Conformance control or water shut-off is a technique used to improve oil recovery. During conformance control, polymers block high permeability water areas and redistribute water drive toward unswept oil zones. In this study, co-polymers (denoted ATP-PGV/AM-co-AMPS) were synthesized using acrylamide (AM) and 2-acrylamide-2-methylpropane sulfonic acid (AMPS) as the monomers, polyethylene glycol (PEG)-200 and methylenebisacrylamide (MBA) as the crosslinkers, attapulgite (ATP) and bentonite (PGV) as the clay types, and ammonium persulfate (APS) as the initiator, in addition to paraffin oil and surfactants.
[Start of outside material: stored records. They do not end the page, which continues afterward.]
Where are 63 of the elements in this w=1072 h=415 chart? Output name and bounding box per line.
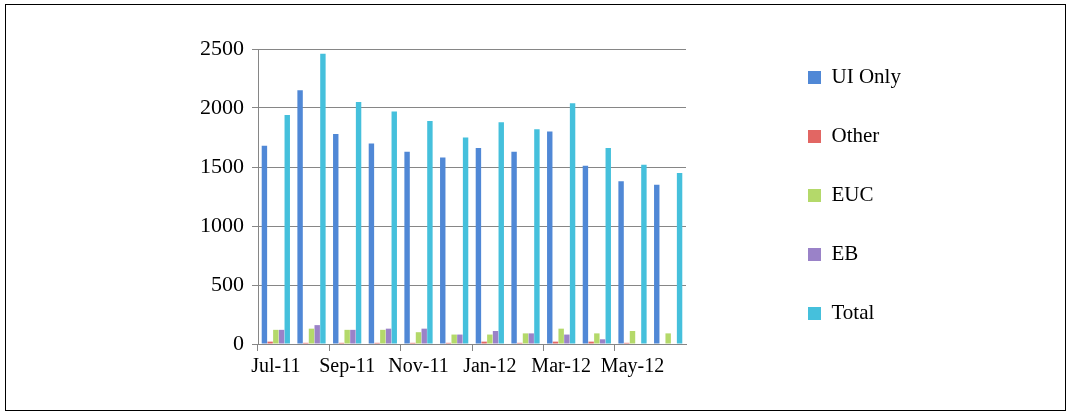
x-tick-label: Jul-11	[251, 354, 301, 377]
bar	[350, 329, 356, 344]
bar	[391, 111, 397, 344]
bar	[284, 115, 290, 344]
bar	[314, 325, 320, 344]
bar	[462, 137, 469, 344]
legend-label: UI Only	[831, 64, 902, 89]
bar	[498, 122, 504, 344]
y-tick-label: 1000	[200, 211, 244, 237]
bar	[547, 131, 553, 344]
y-tick-label: 1500	[200, 152, 244, 178]
bar	[380, 329, 386, 344]
bar	[676, 172, 683, 344]
bar	[569, 103, 576, 344]
y-tick-label: 2500	[200, 34, 244, 60]
x-tick-label: Jan-12	[463, 354, 517, 377]
bar	[605, 148, 611, 344]
y-tick-label: 500	[211, 270, 244, 296]
legend-label: Other	[831, 123, 880, 148]
bar	[415, 332, 422, 344]
bar	[564, 334, 570, 344]
bar	[641, 164, 647, 344]
bar	[421, 328, 427, 344]
bar	[492, 331, 499, 344]
bar	[320, 53, 326, 344]
legend-label: EUC	[831, 182, 874, 207]
x-tick-label: Nov-11	[388, 354, 449, 377]
bar	[355, 102, 362, 344]
x-tick-label: Sep-11	[319, 354, 376, 378]
bar	[404, 151, 410, 344]
bar	[534, 129, 540, 344]
x-tick-label: May-12	[600, 354, 665, 378]
bar	[654, 184, 660, 344]
bar	[368, 143, 375, 344]
bar	[273, 329, 279, 344]
bar	[261, 145, 268, 344]
bar	[344, 329, 350, 344]
bar	[618, 181, 624, 344]
bar	[487, 334, 493, 344]
legend-label: EB	[831, 241, 859, 266]
y-tick-label: 0	[233, 329, 244, 355]
bar	[475, 148, 482, 344]
bar	[629, 331, 636, 344]
bar	[511, 151, 517, 344]
bar	[297, 90, 303, 344]
bar	[665, 333, 671, 344]
bar	[333, 133, 339, 344]
bar	[451, 334, 457, 344]
bar	[278, 329, 285, 344]
legend-label: Total	[831, 300, 875, 325]
bar	[582, 165, 589, 344]
y-tick-label: 2000	[200, 93, 244, 119]
bar	[558, 328, 564, 344]
bar	[385, 328, 392, 344]
x-tick-label: Mar-12	[531, 354, 591, 377]
bar	[599, 339, 606, 344]
bar	[440, 157, 446, 344]
bar	[522, 333, 529, 344]
bar	[528, 333, 534, 344]
bar	[308, 328, 315, 344]
bar	[457, 334, 463, 344]
bar	[427, 120, 433, 344]
bar	[594, 333, 600, 344]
Samples were synthesized using inverse emulsion polymerization with different concentrations of monomers, crosslinkers, and clays, and they were characterized using Fourier-transform infrared (FTIR) spectroscopy and scanning electron microscopy (SEM) with energy dispersive X-ray spectroscopy (EDX). FTIR spectra of the samples confirmed the existence of sulfonate and hydroxyl groups, which are important for polymer swelling. SEM-EDX images indicated that the morphology and elemental composition were different before and after swelling, confirming the occurrence of swelling. Moreover, samples were placed in sodium chloride solution (20,000 ppm) for 7 days to evaluate swelling at both room temperature and 90 °C. Thermogravimetric analysis (TGA) and differential scanning calorimetry (DSC) were used to determine the thermal characteristics of the microparticles. Finally, rheological measurements were used to assess the deformation and rheological behavior of the hydrogels. The results showed that after 1 day, good swelling without loss of mechanical strength was achieved with the composite synthesized using 10% AM, 15% AMPS, 6% PGV, and 10% ATP.